Que avaliação a sra. faz da atualização do Marco Legal de Ciência, Tecnologia e Inovação, regulamentado em 2018, e que, entre outros aspectos, torna mais simples a parceria entre entes públicos e agentes privados, captação de recursos do exterior e outras iniciativas? E como avalia que esse instrumento legal pode, eventualmente, aperfeiçoar ações desenvolvidas no âmbito do Museu Emilio Goeldi?
O Marco Legal é sem dúvida um grande avanço, mas, ainda há dificuldades para o entendimento em toda a sua abrangência e capacidade de aplicação na prática. No caso do Museu Emilio Goeldi, ele veio praticamente simultaneamente à aplicação da Lei da Biodiversidade, que dificultou e burocratizou enormemente grande parte das nossas atividades, incluindo as relacionadas à inovação.
Que avaliação a sra. faz, do ponto de vista global, da gestão encerrada em dezembro último, considerando-se a relação do MCTIC com entidades vinculadas?
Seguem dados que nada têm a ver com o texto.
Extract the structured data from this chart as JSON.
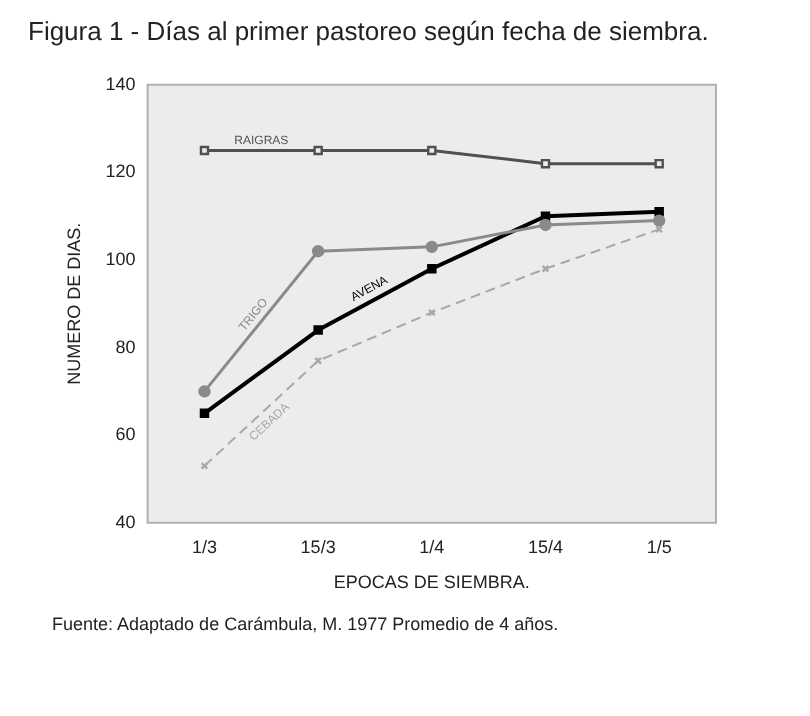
{
  "chart_data": {
    "type": "line",
    "title": "Figura 1 - Días al primer pastoreo según fecha de siembra.",
    "xlabel": "EPOCAS DE SIEMBRA.",
    "ylabel": "NUMERO DE DIAS.",
    "categories": [
      "1/3",
      "15/3",
      "1/4",
      "15/4",
      "1/5"
    ],
    "series": [
      {
        "name": "RAIGRAS",
        "color": "#505050",
        "values": [
          125,
          125,
          125,
          122,
          122
        ],
        "marker": "square",
        "line_style": "solid"
      },
      {
        "name": "TRIGO",
        "color": "#8a8a8a",
        "values": [
          70,
          102,
          103,
          108,
          109
        ],
        "marker": "circle",
        "line_style": "solid"
      },
      {
        "name": "AVENA",
        "color": "#000000",
        "values": [
          65,
          84,
          98,
          110,
          111
        ],
        "marker": "square",
        "line_style": "solid"
      },
      {
        "name": "CEBADA",
        "color": "#a8a8a8",
        "values": [
          53,
          77,
          88,
          98,
          107
        ],
        "marker": "cross",
        "line_style": "dashed"
      }
    ],
    "ylim": [
      40,
      140
    ],
    "yticks": [
      40,
      60,
      80,
      100,
      120,
      140
    ],
    "grid": false,
    "legend": false,
    "annotations": [
      "Fuente: Adaptado de Carámbula, M. 1977 Promedio de 4 años."
    ]
  }
}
O Ministério adotou, nesta gestão, uma estratégia que foi o fortalecimento da Diretoria de Organizações Sociais e Institutos de Pesquisa. Que avaliação faz desse meio de contato com o sistema brasileiro de ciência e tecnologia?
Eu só assumi a Direção do Museu no fim de junho de 2018, então é difícil para mim avaliar de um ponto de vista mais global. Fui muito bem acolhida pela equipe da DPO e encontrei a porta sempre aberta para expor as necessidades do Museu Goeldi, houve diálogo e sensibilidade. Ressalto nesse período específico, a manutenção do Programa de Capacitação Institucional como uma enorme conquista, que possibilitou um novo fôlego às instituições vinculadas ao MCTIC em 2019. Uma estrutura que mantém uma relação de apoio e valorização às instituições que compõem o Sistema Nacional de Ciência, Tecnologia e Inovação garante a vitalidade a um projeto de nação.